Yew Grove invests in office and industrial assets in RoI. Tenants are creditworthy, 95% multinational or governmental; this RoI regional-income REIT invests in assets that support rising income streams, based on rents that are at a fraction of Dublin CBD levels. Macroeconomic conditions pre (and even more so, post) COVID-19 support Yew Grove’s selection of locations, which exclude Dublin CBD. Sharp historical rises in Dublin CBD rents and easier accessibility of offices on the fringe of the centre have pointed occupiers to these latter “core+” locations, while regional office and industrial attractions are increasing.
- Resources for growth: In 2019, Yew Grove raised €35.8m equity and purchased €61.8m investment assets throughout 2019 to February 2020. The shorter-term deliverable acquisition pipeline stands at more than €120m. Two months ago, shareholders renewed authority for a further up to €100m new equity raise.

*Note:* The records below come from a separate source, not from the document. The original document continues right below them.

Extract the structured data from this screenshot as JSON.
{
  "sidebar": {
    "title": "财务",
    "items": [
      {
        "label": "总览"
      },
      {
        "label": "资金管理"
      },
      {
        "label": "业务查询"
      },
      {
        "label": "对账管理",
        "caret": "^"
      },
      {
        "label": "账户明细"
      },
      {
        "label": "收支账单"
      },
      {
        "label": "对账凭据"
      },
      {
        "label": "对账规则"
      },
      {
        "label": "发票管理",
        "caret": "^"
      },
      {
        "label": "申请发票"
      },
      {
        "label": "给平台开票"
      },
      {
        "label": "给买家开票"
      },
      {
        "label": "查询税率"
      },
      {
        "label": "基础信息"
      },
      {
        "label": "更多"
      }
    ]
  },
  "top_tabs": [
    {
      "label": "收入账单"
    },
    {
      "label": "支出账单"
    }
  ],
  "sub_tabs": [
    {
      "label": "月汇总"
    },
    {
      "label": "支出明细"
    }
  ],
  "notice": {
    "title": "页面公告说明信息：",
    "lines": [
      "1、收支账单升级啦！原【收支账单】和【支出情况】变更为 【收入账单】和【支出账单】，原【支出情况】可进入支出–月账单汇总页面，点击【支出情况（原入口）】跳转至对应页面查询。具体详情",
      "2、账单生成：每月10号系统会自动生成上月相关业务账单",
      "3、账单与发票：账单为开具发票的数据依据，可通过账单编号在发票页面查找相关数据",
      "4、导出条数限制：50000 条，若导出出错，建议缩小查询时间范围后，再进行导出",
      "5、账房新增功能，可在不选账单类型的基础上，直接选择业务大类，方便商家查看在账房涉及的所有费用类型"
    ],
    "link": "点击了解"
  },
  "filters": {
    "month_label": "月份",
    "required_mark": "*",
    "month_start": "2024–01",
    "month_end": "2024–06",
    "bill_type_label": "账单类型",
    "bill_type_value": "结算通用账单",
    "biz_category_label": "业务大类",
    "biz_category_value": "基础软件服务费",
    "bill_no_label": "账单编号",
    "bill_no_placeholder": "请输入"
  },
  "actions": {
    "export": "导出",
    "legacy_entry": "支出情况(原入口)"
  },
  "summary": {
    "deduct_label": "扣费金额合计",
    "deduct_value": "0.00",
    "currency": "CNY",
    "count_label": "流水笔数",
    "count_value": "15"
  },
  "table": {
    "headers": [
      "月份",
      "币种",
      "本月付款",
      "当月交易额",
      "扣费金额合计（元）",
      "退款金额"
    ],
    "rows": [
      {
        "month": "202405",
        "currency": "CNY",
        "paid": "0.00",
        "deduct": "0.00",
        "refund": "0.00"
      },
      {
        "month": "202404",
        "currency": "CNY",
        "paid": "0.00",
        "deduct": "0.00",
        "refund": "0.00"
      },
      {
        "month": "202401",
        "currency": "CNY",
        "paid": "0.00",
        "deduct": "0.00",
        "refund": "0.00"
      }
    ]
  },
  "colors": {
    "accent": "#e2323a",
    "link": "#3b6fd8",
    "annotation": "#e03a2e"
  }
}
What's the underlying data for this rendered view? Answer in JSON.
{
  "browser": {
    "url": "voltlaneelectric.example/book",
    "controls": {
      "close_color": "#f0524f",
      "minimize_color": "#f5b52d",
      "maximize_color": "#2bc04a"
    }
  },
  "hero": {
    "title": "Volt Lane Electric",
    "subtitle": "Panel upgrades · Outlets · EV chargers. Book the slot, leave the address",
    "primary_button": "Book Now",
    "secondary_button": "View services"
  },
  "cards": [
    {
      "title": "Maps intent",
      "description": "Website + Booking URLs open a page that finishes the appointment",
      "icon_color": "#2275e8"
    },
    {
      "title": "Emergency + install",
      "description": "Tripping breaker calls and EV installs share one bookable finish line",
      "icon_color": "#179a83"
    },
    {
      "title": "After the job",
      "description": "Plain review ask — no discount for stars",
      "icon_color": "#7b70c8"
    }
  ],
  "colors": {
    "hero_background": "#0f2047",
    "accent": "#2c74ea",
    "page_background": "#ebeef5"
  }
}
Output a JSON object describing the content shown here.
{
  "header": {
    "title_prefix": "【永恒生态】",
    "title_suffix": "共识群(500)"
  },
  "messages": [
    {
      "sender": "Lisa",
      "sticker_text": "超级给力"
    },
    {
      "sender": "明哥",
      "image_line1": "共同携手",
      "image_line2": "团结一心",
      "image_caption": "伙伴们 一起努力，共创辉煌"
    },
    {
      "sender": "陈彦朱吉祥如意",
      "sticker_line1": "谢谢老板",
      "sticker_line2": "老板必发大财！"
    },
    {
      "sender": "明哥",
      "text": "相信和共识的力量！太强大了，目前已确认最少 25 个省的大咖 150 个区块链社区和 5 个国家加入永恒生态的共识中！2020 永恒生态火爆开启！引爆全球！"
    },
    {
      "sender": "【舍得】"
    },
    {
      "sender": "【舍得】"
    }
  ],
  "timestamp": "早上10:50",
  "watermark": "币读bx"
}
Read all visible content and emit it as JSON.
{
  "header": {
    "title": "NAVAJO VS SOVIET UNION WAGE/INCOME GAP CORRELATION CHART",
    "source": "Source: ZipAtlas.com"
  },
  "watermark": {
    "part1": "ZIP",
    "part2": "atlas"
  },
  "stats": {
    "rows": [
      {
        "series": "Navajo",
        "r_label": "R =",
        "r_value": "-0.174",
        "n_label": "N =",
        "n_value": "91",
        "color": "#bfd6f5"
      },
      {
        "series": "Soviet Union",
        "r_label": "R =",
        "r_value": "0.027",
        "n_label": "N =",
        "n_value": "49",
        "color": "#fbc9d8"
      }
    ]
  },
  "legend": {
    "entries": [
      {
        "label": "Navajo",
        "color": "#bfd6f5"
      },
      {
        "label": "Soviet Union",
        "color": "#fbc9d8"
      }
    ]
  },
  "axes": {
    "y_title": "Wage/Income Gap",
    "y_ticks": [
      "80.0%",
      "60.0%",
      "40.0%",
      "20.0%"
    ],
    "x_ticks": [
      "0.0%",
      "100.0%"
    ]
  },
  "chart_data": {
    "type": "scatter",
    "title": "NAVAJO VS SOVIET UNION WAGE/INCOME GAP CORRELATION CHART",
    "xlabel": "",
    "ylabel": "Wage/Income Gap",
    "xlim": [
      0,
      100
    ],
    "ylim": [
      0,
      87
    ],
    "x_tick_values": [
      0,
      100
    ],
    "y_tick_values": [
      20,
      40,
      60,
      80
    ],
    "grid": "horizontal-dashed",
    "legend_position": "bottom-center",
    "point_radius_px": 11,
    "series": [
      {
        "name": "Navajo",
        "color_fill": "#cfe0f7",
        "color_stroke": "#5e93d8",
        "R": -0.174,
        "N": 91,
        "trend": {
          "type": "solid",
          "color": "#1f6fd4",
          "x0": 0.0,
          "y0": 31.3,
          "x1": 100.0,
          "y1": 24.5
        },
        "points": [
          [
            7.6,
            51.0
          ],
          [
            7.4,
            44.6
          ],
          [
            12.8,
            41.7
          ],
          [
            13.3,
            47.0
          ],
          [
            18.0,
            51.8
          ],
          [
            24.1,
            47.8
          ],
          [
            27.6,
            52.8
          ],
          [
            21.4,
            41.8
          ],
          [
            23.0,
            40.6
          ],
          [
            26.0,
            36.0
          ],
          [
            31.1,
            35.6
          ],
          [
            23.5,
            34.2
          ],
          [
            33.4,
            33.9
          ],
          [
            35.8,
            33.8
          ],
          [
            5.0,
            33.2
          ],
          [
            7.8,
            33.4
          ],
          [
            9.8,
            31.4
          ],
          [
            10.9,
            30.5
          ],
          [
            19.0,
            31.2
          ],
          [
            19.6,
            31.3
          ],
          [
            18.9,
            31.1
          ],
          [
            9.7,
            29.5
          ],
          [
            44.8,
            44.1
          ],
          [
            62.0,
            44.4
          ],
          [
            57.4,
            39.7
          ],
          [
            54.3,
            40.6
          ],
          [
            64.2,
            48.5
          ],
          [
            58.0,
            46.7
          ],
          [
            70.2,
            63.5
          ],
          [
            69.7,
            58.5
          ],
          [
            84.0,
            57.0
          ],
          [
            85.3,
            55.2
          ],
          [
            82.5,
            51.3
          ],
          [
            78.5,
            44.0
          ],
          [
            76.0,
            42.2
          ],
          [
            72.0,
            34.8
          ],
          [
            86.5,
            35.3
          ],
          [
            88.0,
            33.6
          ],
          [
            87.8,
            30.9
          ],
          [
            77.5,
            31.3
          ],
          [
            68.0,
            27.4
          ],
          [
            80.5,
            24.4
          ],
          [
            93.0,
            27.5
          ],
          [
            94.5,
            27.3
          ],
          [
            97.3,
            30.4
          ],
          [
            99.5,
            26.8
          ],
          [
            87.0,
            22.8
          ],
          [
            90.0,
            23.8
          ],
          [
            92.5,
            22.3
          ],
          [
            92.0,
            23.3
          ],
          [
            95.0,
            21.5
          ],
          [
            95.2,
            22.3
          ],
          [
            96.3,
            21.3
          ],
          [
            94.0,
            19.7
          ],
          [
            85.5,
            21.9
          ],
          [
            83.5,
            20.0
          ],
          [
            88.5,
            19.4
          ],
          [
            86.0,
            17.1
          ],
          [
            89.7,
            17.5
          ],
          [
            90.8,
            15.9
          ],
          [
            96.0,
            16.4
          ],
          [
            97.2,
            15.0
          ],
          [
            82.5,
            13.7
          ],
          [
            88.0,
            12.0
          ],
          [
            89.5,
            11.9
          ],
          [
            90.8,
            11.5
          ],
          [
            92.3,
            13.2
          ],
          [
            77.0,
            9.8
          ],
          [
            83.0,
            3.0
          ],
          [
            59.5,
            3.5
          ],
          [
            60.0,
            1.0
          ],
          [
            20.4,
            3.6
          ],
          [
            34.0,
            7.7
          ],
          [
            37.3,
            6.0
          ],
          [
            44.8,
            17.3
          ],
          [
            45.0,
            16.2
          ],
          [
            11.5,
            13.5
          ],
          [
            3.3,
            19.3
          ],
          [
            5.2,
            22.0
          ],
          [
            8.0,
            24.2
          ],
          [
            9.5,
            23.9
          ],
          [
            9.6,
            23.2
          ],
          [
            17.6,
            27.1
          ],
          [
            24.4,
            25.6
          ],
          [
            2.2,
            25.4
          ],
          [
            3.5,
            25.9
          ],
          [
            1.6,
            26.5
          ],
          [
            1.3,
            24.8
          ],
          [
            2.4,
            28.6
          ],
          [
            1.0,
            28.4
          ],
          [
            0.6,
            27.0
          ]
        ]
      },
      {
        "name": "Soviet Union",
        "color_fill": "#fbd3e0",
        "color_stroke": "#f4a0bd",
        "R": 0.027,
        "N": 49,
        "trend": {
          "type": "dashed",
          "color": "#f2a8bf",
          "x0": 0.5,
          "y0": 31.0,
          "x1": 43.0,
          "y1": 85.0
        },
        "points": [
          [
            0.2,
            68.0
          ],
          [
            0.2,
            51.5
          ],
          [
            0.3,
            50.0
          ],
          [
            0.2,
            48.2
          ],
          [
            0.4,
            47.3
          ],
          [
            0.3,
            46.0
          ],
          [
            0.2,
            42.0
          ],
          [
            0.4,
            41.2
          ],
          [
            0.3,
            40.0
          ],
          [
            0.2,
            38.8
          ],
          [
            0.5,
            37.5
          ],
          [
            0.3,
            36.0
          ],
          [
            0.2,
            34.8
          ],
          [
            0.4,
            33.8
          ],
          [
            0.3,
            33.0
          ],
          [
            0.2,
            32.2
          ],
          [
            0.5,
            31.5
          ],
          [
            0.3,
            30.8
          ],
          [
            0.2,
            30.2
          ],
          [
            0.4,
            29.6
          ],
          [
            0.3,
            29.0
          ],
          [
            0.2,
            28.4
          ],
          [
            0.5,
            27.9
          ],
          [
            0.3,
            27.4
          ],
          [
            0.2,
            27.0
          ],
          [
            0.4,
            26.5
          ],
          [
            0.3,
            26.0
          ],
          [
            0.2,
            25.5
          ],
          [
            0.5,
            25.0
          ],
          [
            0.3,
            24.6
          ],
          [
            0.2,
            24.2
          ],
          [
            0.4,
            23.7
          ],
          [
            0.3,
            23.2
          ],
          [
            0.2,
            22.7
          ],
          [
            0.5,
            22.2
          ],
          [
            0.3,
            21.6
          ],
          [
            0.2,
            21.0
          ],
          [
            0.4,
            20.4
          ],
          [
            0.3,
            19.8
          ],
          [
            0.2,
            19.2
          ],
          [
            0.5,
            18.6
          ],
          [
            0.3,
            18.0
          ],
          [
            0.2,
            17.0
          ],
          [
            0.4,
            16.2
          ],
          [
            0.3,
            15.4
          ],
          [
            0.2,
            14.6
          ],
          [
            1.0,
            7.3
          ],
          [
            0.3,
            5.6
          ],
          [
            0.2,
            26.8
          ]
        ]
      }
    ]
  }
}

- Asset strategy: Management has deep, specialist knowledge. The portfolio has upside from embedded asset management potential and letting two voids (that have already added value). One had voids when bought, the other paid an early-lease termination premium for an asset with good following demand.
- Valuation: Strong accounting returns amount to 3.1% p.a. since the 2018 IPO, post all investment costs. Even excluding the special dividend, Yew Grove is 140% of the UK sector’s historical dividend yield, on a growing dividend. Return on assets (EPRA EPS vs. NAV) is the highest in the peer group.
- Risks: WAULT (term to expiry) stands at 7.5 years. Most asset values are below replacement cost. Yew Grove has deployed in areas where rent rises and capital values have lagged Dublin CBD over the cycle: a good opportunity, with these market rents outpacing CBD in recent years.
- Investment case: The well-located office assets offer value for money, both to FDI/government employers and their employees. The industrial assets are located where the IDA is promoting growth, which underpins market forces. The premium investment returns, underpinned by above-market yields, should prove more reliable in all potential market conditions.